Pop was a wonderful grandfather. I grew up right next door. Pop and Nana’s house was always open, the candy jar always full, bright smiles always at the ready every single time we walked in their door – which was often. Every morning Pop drove my siblings and me to school, pampering us with a warmed-up car on cold winter mornings. He could sing Ave Maria and Silent Night so beautifully that hearing the songs today still brings tears to my eyes. I love the smell of cigars because of him. He was kind and gentle but had strong convictions that you couldn’t shake. He taught us how to feed apples to horses. He let us swing out in a wide arc over the local pond on a Tarzan rope we discovered. He served us breakfast and beat us at cribbage for two glorious weeks every summer at his beach cottage. There are so many happy memories.

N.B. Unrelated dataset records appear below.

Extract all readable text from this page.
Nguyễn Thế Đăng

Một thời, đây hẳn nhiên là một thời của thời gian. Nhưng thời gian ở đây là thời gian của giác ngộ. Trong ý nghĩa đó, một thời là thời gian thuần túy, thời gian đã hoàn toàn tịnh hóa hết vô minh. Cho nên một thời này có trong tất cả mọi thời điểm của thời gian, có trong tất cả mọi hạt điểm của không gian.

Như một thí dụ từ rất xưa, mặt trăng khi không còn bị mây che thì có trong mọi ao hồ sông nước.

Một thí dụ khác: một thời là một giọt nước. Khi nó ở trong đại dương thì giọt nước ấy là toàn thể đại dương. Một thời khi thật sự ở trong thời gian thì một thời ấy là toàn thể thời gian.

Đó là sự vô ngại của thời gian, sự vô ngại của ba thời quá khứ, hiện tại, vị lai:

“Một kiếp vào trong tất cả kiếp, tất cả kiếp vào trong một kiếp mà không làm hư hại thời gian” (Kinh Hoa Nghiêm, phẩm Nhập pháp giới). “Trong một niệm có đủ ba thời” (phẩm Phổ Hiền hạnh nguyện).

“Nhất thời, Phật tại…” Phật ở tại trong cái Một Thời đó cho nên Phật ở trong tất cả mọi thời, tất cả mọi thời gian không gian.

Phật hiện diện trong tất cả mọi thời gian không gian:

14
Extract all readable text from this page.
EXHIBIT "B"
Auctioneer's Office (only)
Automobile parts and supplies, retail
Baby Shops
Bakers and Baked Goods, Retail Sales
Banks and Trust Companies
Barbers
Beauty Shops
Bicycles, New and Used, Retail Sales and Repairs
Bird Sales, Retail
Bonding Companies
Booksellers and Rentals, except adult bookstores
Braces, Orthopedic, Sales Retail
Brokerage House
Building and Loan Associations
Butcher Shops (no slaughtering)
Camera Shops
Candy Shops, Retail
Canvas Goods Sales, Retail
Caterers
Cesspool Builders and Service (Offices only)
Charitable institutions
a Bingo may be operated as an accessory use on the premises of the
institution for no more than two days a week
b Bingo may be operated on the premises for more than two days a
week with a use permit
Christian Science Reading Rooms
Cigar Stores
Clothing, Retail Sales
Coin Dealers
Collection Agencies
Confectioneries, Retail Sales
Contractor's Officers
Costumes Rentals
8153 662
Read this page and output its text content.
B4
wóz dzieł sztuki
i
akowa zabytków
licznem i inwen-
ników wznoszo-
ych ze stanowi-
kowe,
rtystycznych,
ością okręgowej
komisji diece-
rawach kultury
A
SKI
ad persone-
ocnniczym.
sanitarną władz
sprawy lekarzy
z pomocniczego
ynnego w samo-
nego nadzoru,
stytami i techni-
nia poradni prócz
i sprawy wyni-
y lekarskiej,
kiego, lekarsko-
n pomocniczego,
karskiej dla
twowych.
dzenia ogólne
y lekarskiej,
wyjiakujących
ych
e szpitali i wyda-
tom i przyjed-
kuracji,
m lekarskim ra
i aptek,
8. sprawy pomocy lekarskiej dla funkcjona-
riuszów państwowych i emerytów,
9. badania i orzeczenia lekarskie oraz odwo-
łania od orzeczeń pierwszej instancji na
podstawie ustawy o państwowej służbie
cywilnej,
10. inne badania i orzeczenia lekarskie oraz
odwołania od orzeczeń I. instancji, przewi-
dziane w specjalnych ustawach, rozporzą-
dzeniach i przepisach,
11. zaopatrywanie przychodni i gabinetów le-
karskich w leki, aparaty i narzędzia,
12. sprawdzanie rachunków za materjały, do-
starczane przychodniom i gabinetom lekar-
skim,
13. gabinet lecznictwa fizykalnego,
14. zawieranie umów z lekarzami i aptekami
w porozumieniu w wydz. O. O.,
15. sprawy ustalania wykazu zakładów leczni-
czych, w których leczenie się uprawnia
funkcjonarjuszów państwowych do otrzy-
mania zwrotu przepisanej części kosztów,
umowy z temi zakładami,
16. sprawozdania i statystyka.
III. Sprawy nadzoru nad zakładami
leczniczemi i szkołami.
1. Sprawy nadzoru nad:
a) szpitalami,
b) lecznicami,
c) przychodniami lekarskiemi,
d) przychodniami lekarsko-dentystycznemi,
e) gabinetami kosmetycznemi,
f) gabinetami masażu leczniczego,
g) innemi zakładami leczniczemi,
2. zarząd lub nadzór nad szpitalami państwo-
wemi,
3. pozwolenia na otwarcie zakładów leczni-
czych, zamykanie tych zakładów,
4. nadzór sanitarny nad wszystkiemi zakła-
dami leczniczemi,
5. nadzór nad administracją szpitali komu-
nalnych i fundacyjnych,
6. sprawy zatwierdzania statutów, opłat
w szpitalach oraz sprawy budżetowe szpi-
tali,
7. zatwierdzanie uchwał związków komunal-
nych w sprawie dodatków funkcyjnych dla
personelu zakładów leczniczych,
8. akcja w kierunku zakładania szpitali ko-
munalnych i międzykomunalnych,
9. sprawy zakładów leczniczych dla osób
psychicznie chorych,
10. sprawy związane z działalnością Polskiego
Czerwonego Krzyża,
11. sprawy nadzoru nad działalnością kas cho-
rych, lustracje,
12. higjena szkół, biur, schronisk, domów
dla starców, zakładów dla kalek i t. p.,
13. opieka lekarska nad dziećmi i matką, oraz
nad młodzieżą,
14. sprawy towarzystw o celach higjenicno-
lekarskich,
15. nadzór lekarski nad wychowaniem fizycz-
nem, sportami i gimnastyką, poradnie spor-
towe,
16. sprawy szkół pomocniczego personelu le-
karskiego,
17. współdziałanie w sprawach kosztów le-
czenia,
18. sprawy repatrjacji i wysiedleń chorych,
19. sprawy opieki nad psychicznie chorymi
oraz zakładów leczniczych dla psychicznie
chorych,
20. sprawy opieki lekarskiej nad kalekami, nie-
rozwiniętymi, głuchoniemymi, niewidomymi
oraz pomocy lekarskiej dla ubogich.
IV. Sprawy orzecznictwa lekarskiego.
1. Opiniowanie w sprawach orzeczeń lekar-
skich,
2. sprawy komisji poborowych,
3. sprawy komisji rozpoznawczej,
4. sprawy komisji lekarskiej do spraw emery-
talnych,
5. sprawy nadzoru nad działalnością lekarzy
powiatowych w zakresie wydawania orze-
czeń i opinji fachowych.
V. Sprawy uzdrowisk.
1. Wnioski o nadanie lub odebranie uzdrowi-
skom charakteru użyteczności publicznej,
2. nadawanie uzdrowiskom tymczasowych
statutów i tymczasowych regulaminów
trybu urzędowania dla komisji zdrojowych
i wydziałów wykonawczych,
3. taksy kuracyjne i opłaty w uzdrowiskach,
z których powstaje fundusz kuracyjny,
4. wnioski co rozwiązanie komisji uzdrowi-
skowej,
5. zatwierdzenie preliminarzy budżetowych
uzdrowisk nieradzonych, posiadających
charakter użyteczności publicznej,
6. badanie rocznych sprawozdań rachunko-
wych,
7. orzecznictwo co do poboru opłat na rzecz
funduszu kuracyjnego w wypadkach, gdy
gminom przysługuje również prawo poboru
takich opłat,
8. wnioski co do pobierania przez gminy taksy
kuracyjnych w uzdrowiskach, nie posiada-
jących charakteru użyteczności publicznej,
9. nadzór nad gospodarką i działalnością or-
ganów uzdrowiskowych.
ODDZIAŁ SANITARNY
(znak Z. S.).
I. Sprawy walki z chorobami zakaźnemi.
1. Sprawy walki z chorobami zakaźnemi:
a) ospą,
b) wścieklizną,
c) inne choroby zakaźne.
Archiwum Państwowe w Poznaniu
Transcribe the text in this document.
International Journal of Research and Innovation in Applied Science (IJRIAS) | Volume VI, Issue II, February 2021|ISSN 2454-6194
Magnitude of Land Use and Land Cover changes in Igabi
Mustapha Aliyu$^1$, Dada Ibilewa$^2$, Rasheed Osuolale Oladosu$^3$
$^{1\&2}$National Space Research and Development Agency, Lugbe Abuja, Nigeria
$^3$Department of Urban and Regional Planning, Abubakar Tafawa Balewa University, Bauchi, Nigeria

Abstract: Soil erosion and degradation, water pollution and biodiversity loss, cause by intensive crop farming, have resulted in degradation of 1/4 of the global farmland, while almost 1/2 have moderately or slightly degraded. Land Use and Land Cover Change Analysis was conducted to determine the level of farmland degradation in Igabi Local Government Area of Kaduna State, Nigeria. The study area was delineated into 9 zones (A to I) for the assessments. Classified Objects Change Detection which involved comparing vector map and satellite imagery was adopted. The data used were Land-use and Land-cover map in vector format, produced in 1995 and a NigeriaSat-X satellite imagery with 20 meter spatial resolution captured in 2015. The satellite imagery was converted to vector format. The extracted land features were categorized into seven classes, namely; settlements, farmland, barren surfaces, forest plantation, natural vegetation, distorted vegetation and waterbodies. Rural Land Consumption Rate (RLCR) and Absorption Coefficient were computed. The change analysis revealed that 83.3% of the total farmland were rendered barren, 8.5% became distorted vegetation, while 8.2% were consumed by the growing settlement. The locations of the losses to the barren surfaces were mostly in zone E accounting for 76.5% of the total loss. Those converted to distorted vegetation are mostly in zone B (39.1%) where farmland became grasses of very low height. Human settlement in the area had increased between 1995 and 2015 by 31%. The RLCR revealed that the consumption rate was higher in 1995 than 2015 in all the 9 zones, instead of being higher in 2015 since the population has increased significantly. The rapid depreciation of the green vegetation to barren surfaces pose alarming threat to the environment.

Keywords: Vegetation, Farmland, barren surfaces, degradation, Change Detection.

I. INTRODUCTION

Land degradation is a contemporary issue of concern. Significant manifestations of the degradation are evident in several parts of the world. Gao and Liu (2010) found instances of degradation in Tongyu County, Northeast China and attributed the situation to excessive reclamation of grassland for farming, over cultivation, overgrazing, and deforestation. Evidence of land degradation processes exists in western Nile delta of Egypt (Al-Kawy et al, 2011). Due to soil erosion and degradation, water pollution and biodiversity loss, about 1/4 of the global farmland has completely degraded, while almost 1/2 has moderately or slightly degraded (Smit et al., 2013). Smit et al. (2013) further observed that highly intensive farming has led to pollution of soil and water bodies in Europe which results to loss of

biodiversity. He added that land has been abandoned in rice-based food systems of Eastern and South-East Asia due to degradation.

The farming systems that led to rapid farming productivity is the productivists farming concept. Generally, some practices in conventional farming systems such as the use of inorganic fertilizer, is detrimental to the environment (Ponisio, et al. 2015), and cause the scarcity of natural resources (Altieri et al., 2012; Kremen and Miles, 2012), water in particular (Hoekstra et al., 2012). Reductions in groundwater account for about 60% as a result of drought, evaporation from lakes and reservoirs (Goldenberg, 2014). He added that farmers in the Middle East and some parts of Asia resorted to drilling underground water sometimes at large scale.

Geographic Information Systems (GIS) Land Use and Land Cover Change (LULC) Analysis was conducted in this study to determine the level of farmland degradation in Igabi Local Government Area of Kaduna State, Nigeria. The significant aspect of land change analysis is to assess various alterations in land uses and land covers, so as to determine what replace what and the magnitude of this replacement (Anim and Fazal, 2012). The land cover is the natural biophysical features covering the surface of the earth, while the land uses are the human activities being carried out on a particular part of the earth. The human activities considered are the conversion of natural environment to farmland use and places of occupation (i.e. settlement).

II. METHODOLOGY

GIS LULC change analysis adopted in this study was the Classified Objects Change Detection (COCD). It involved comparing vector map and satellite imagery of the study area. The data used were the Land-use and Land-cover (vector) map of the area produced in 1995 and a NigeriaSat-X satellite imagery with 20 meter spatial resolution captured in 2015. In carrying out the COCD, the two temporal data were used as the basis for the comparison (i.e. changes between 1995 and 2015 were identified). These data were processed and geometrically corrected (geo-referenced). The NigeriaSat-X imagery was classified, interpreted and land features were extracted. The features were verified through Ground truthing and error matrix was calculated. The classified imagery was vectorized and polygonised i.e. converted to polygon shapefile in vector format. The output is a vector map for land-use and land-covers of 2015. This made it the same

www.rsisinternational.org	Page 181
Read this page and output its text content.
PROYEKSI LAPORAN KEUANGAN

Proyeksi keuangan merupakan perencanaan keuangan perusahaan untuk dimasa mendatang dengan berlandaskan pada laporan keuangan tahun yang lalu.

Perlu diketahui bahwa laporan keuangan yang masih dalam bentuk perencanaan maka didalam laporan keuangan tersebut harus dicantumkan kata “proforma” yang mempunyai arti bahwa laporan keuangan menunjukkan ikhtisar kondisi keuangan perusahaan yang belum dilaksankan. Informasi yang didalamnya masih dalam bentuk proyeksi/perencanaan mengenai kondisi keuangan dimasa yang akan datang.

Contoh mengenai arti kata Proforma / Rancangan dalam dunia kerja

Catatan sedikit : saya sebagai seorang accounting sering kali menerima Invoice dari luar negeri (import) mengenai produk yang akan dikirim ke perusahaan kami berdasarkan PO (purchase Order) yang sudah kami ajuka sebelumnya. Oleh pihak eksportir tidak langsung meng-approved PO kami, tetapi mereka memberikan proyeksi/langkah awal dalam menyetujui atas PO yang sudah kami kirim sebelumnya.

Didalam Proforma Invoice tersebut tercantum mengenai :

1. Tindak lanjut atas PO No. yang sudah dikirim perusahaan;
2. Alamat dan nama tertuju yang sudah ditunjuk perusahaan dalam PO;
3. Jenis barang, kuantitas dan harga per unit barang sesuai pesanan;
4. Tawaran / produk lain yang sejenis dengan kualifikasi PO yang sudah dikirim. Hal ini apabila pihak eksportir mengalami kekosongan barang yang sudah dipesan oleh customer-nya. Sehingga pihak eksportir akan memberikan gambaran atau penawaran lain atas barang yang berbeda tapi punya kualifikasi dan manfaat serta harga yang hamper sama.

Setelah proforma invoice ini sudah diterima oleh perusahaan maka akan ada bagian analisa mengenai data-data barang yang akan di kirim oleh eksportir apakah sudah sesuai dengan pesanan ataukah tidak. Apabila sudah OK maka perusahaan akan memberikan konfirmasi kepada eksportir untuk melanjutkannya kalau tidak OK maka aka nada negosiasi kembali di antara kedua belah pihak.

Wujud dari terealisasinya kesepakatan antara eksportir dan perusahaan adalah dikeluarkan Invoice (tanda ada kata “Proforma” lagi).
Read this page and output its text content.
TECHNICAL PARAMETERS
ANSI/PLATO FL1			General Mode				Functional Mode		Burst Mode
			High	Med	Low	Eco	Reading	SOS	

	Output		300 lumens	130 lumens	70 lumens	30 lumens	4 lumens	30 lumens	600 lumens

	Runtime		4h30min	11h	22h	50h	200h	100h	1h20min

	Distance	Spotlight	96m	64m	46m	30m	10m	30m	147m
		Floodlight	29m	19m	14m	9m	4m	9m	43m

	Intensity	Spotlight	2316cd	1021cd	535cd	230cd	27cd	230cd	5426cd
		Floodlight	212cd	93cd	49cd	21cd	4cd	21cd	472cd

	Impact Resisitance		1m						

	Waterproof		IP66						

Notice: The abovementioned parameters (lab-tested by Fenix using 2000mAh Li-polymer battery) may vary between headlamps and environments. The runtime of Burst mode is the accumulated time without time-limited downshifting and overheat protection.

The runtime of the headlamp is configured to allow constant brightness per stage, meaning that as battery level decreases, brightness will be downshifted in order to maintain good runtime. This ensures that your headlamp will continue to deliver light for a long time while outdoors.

And then there was the end when he was so ridden with anxiety that he couldn’t sit still. He harped on the same thing over and over again. I now know the term for that is “perseverate” and that it’s incredibly common among people suffering from Alzheimer’s. At the time we dismissed his fears rather than allaying them or “redirecting” him to some other safer topic. We weren’t as patient with him as I like to think we would be now, knowing that he wasn’t in control, he couldn’t just snap out of it.
My grandmother used to tell him he was driving her crazy (which of course he was) and she told the rest of us she was ready to divorce him after 55 happy years. She was only half-joking. I now realize that as the primary caretaker, she could have used more actual support, rather than the knowing slightly-embarrassed smiles we returned.
Pop had Alzheimer’s disease 25 years too early. With new understanding, actual treatment plans, much better supportive living situations than nursing homes, and plenty of readily available advice about how to handle someone with Alzheimer’s, my family would be in a much better position today to help him navigate the disease.